27/04/2020
SOMENTE
EM DEUS SE ENCONTRA O SENTIDO DE NOSSA EXISTÊNCIA
Segunda-Feira
da III Semana da Páscoa
Primeira Leitura: At 6,8-15
Naqueles dias, 8 Estêvão,
cheio de graça e poder, fazia prodígios e grandes sinais entre o povo. 9 Mas
alguns membros da chamada Sinagoga de Libertos, junto com cirenenses e
alexandrinos, e alguns da Cilícia e da Ásia, começaram a discutir com Estêvão.
10 Porém, não conseguiam resistir à sabedoria e ao Espírito com que ele falava.
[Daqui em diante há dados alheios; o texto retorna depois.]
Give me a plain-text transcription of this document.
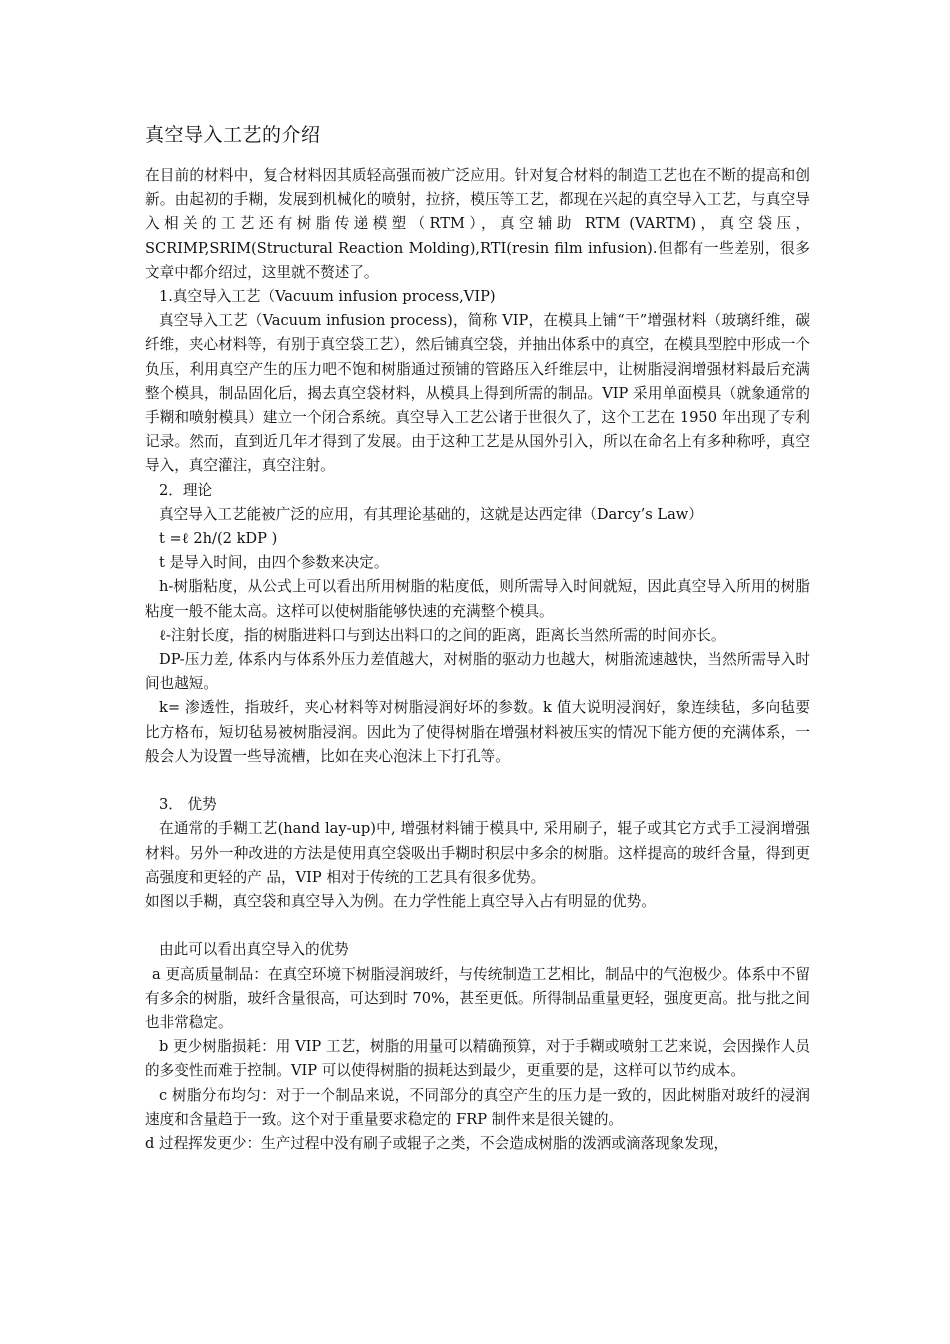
真空导入工艺的介绍

在目前的材料中，复合材料因其质轻高强而被广泛应用。针对复合材料的制造工艺也在不断的提高和创新。由起初的手糊，发展到机械化的喷射，拉挤，模压等工艺，都现在兴起的真空导入工艺，与真空导入相关的工艺还有树脂传递模塑（RTM），真空辅助 RTM (VARTM)，真空袋压，SCRIMP,SRIM(Structural Reaction Molding),RTI(resin film infusion).但都有一些差别，很多文章中都介绍过，这里就不赘述了。

1.真空导入工艺（Vacuum infusion process,VIP)

真空导入工艺（Vacuum infusion process)，简称 VIP，在模具上铺“干”增强材料（玻璃纤维，碳纤维，夹心材料等，有别于真空袋工艺），然后铺真空袋，并抽出体系中的真空，在模具型腔中形成一个负压，利用真空产生的压力吧不饱和树脂通过预铺的管路压入纤维层中，让树脂浸润增强材料最后充满整个模具，制品固化后，揭去真空袋材料，从模具上得到所需的制品。VIP 采用单面模具（就象通常的手糊和喷射模具）建立一个闭合系统。真空导入工艺公诸于世很久了，这个工艺在 1950 年出现了专利记录。然而，直到近几年才得到了发展。由于这种工艺是从国外引入，所以在命名上有多种称呼，真空导入，真空灌注，真空注射。

2．理论

真空导入工艺能被广泛的应用，有其理论基础的，这就是达西定律（Darcy’s Law）

t =ℓ 2h/(2 kDP )

t 是导入时间，由四个参数来决定。

h-树脂粘度，从公式上可以看出所用树脂的粘度低，则所需导入时间就短，因此真空导入所用的树脂粘度一般不能太高。这样可以使树脂能够快速的充满整个模具。

ℓ-注射长度，指的树脂进料口与到达出料口的之间的距离，距离长当然所需的时间亦长。

DP-压力差, 体系内与体系外压力差值越大，对树脂的驱动力也越大，树脂流速越快，当然所需导入时间也越短。

k= 渗透性，指玻纤，夹心材料等对树脂浸润好坏的参数。k 值大说明浸润好，象连续毡，多向毡要比方格布，短切毡易被树脂浸润。因此为了使得树脂在增强材料被压实的情况下能方便的充满体系，一般会人为设置一些导流槽，比如在夹心泡沫上下打孔等。

3． 优势

在通常的手糊工艺(hand lay-up)中, 增强材料铺于模具中, 采用刷子，辊子或其它方式手工浸润增强材料。另外一种改进的方法是使用真空袋吸出手糊时积层中多余的树脂。这样提高的玻纤含量，得到更高强度和更轻的产 品，VIP 相对于传统的工艺具有很多优势。

如图以手糊，真空袋和真空导入为例。在力学性能上真空导入占有明显的优势。

由此可以看出真空导入的优势

a 更高质量制品：在真空环境下树脂浸润玻纤，与传统制造工艺相比，制品中的气泡极少。体系中不留有多余的树脂，玻纤含量很高，可达到时 70%，甚至更低。所得制品重量更轻，强度更高。批与批之间也非常稳定。

b 更少树脂损耗：用 VIP 工艺，树脂的用量可以精确预算，对于手糊或喷射工艺来说，会因操作人员的多变性而难于控制。VIP 可以使得树脂的损耗达到最少，更重要的是，这样可以节约成本。

c 树脂分布均匀：对于一个制品来说，不同部分的真空产生的压力是一致的，因此树脂对玻纤的浸润速度和含量趋于一致。这个对于重量要求稳定的 FRP 制件来是很关键的。

d 过程挥发更少：生产过程中没有刷子或辊子之类，不会造成树脂的泼洒或滴落现象发现，
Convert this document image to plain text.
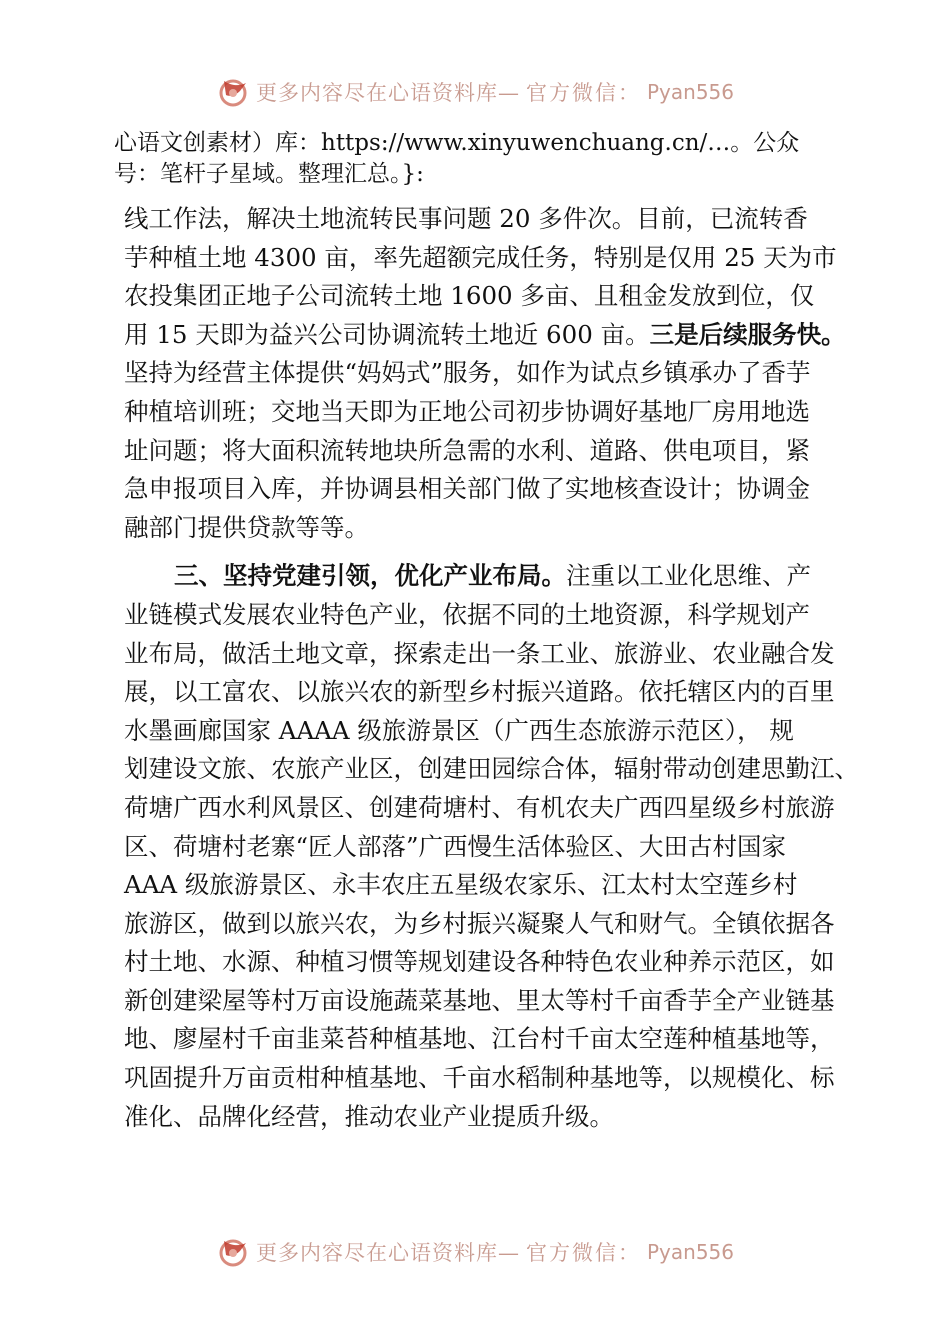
更多内容尽在心语资料库— 官方微信： Pyan556
心语文创素材）库：https://www.xinyuwenchuang.cn/…。公众
号：笔杆子星域。整理汇总。}:
线工作法，解决土地流转民事问题 20 多件次。目前，已流转香
芋种植土地 4300 亩，率先超额完成任务，特别是仅用 25 天为市
农投集团正地子公司流转土地 1600 多亩、且租金发放到位，仅
用 15 天即为益兴公司协调流转土地近 600 亩。三是后续服务快。
坚持为经营主体提供“妈妈式”服务，如作为试点乡镇承办了香芋
种植培训班；交地当天即为正地公司初步协调好基地厂房用地选
址问题；将大面积流转地块所急需的水利、道路、供电项目，紧
急申报项目入库，并协调县相关部门做了实地核查设计；协调金
融部门提供贷款等等。
三、坚持党建引领，优化产业布局。注重以工业化思维、产
业链模式发展农业特色产业，依据不同的土地资源，科学规划产
业布局，做活土地文章，探索走出一条工业、旅游业、农业融合发
展，以工富农、以旅兴农的新型乡村振兴道路。依托辖区内的百里
水墨画廊国家 AAAA 级旅游景区（广西生态旅游示范区）， 规
划建设文旅、农旅产业区，创建田园综合体，辐射带动创建思勤江、
荷塘广西水利风景区、创建荷塘村、有机农夫广西四星级乡村旅游
区、荷塘村老寨“匠人部落”广西慢生活体验区、大田古村国家
AAA 级旅游景区、永丰农庄五星级农家乐、江太村太空莲乡村
旅游区，做到以旅兴农，为乡村振兴凝聚人气和财气。全镇依据各
村土地、水源、种植习惯等规划建设各种特色农业种养示范区，如
新创建梁屋等村万亩设施蔬菜基地、里太等村千亩香芋全产业链基
地、廖屋村千亩韭菜苔种植基地、江台村千亩太空莲种植基地等，
巩固提升万亩贡柑种植基地、千亩水稻制种基地等，以规模化、标
准化、品牌化经营，推动农业产业提质升级。
更多内容尽在心语资料库— 官方微信： Pyan556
11 Então subornaram alguns indivíduos, que disseram: “Ouvimos este homem
dizendo blasfêmias contra Moisés e contra Deus”. 12 Desse modo, incitaram o
povo, os anciãos e os doutores da Lei, que prenderam Estêvão e o conduziram ao
Sinédrio. 13 Aí apresentaram falsas testemunhas, que diziam: “Este homem não
cessa de falar contra este lugar santo e contra a Lei. 14 E nós o ouvimos
afirmar que Jesus Nazareno ia destruir este lugar e ia mudar os costumes que
Moisés nos transmitiu”. 15 Todos os que estavam sentados no Sinédrio tinham os
olhos fixos sobre Estêvão, e viram seu rosto como o rosto de um anjo.
Evangelho: Jo 6,22-29
Depois
que Jesus saciara os cinco mil homens, seus discípulos o viram andando sobre o
mar. 22No dia seguinte, a multidão que tinha ficado do outro lado do
mar constatou que havia só uma barca e que Jesus não tinha subido para ela com
os discípulos, mas que eles tinham partido sozinhos. 23Entretanto,
tinham chegado outras barcas de Tiberíades, perto do lugar onde tinham comido o
pão depois de o Senhor ter dado graças. 24Quando a multidão viu que
Jesus não estava ali, nem os seus discípulos, subiram às barcas e foram à
procura de Jesus, em Cafarnaum. 25Quando o encontraram no outro lado
do mar, perguntaram-lhe: “Rabi, quando chegaste aqui?” 26Jesus
respondeu: “Em verdade, em verdade, eu vos digo: estais me procurando não
porque vistes sinais, mas porque comestes pão e ficastes satisfeitos. 27Esforçai-vos
não pelo alimento que se perde, mas pelo alimento que permanece até a vida
eterna, e que o Filho do homem vos dará. Pois este é quem o Pai marcou com
seu selo”. 28Então perguntaram: “Que devemos fazer para realizar as
obras de Deus?” 29Jesus respondeu: “A obra de Deus é que acrediteis
naquele que ele enviou”.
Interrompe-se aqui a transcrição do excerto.